More likely they will take the opposite tack – tell you that they are going to buy an alternate company, and that this is your only chance to dance with them. Take it with a grain of salt – if you are innovating and growing, there will be plenty of dance partners in the future.

2. Is this the right buyer?

Maybe the company that approached you is one of the many firms cashing in on the Series A crunch by hiring teams from cash-strapped startups. Maybe it’s a perennial bottom fisher, throwing lines in the water every which way in the hopes of snagging a value buy.

If you do engage, note that with rare exceptions, corporate development teams don’t originate transactions — they execute them on behalf of product groups. When corp dev calls, you need to find out who in the organization wants you, and why. What is the fit? Ideally there is a champion within their organization who has identified your company as a critical component of their strategy. But that isn’t always the case.

Your job is to find out why they want you, and to then meet with them to reinforce the fit, find new synergies, and drive home your value to them.

Valuation should not be part of the discussion until they know enough about you to be able to have an informed discussion. If they push hard for a number in early discussions, then you are probably dealing with a bottom fisher.

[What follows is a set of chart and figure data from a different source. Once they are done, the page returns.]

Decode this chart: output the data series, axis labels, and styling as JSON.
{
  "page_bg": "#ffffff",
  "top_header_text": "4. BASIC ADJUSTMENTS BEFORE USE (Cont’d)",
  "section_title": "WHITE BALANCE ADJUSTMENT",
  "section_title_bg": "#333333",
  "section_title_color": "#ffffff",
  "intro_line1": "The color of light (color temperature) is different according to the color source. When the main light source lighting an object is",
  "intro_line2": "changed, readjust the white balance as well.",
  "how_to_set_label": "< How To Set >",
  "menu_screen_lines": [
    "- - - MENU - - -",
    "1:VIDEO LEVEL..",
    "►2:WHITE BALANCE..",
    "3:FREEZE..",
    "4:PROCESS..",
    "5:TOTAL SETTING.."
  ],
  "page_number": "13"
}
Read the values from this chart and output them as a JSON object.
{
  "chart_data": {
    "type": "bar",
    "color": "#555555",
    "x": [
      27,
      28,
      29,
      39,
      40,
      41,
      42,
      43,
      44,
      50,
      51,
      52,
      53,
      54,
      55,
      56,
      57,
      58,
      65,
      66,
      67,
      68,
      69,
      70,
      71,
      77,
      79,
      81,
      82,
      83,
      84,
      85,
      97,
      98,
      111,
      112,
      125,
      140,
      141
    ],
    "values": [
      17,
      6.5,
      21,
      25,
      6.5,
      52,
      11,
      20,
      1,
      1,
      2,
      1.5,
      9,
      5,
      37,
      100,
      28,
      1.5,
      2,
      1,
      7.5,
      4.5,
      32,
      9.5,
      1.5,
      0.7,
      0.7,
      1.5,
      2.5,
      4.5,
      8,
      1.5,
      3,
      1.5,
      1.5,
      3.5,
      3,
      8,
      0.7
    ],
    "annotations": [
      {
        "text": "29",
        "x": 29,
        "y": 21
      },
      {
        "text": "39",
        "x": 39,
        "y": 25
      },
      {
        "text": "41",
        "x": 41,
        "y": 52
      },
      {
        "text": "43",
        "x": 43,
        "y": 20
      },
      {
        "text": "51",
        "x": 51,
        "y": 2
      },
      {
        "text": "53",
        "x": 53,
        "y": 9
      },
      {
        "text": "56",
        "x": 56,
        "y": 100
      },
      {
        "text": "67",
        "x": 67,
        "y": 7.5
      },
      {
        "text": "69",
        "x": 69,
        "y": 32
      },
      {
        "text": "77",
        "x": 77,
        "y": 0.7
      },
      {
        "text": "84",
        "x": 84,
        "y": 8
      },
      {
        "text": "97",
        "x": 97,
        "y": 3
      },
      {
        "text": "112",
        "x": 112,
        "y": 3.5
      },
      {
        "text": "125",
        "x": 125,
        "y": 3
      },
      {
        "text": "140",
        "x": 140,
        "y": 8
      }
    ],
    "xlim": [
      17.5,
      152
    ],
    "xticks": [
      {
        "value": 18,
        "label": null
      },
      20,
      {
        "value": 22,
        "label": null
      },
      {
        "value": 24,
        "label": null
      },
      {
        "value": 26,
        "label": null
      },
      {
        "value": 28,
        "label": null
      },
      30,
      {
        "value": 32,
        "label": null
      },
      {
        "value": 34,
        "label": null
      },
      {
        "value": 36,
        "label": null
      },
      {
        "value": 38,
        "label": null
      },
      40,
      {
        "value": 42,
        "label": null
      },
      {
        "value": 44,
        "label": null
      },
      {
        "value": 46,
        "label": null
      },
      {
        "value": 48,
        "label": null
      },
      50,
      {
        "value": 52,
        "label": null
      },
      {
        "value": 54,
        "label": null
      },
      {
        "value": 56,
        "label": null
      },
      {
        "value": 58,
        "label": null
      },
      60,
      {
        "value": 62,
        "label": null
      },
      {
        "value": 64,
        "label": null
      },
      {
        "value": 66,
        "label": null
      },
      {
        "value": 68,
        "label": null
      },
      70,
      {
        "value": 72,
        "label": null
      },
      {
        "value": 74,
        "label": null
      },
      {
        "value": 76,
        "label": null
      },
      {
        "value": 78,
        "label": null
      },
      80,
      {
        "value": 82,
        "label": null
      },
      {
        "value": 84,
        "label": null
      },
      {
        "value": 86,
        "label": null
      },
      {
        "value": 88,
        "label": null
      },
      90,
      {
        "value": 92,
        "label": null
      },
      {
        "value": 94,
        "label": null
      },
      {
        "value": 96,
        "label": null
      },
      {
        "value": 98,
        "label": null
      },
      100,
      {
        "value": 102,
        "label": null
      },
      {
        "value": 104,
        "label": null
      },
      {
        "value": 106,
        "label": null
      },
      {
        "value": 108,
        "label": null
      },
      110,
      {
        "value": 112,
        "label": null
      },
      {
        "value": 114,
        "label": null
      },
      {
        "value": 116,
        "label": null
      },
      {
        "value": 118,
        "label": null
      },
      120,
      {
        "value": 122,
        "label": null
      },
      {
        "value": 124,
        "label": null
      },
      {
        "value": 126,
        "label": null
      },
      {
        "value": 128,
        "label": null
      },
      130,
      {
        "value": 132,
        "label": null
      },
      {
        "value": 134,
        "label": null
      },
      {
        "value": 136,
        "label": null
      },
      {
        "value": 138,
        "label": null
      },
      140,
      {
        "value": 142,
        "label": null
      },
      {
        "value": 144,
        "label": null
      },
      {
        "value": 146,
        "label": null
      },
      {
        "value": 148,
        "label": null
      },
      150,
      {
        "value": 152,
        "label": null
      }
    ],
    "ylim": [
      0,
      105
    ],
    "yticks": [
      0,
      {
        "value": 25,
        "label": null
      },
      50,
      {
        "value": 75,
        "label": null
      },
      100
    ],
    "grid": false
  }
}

3. What is the right price?

Ultimately, this can be difficult to know without actually testing the market. Based on observations across Corum’s 30-year history, we estimate that in 75% of cases, there is someone willing to pay more than the first buyer who makes an approach. This opens up the danger of personal liability. Do you have fiduciary responsibility to outside shareholders? What are the consequences if you sell without getting competing offers? The consequences can be personal bankruptcy.

Your shareholders are relying on you to look after their interests and maximize their value. Sarbanes-Oxley and other regulatory schemes that followed the dot.com crash have given the shareholders teeth – they can come back and bite you if you don’t take appropriate steps to maximize the value of the company. Normally this means talking with multiple acquirers and fully calibrating the market.

Working with multiple buyers also protects against the whims of potential acquirers. Not too long ago, our firm was working with a CEO in this position. We were having dinner and the CEO mentioned that after talking with us about the potential acquisition, they sat down with the board to discuss the situation. The board said, “We have an offer, let’s just close it,” but the CEO convinced them that they needed to run a proper process: for the protection of their shareholders, to make sure they were getting fair market value and to ensure a successful outcome.

Two weeks after they engaged us, that buyer dropped out. Fortunately, we had already initiated conversation with four others, and ultimately we were able to close the deal.

4. What are the next steps?

If you do decide to proceed with an M&A process, there are a number of steps to take. Protect yourself and your company and get an NDA and non-solicitation agreement in place immediately in case they are just looking to pick your brain and poach key talent. Ask for a due diligence checklist to determine whether you’re in a position to do a transaction, without the volume of diligence distracting your executives from their daily jobs and harming the company.

If you don’t already have them prepared, get your three-year projections together as soon as possible. Few buyers can get final approval without them, and nearly all valuations require them.

Plan to make high level overtures to other potential suitors. Tell them you’ve been approached by someone else, but you always felt they would be good partners. Ask if they would be interested in speaking with you. Managing this outreach while keeping your initial suitor warm is one good reason to hire a qualified, experienced M&A advisory firm.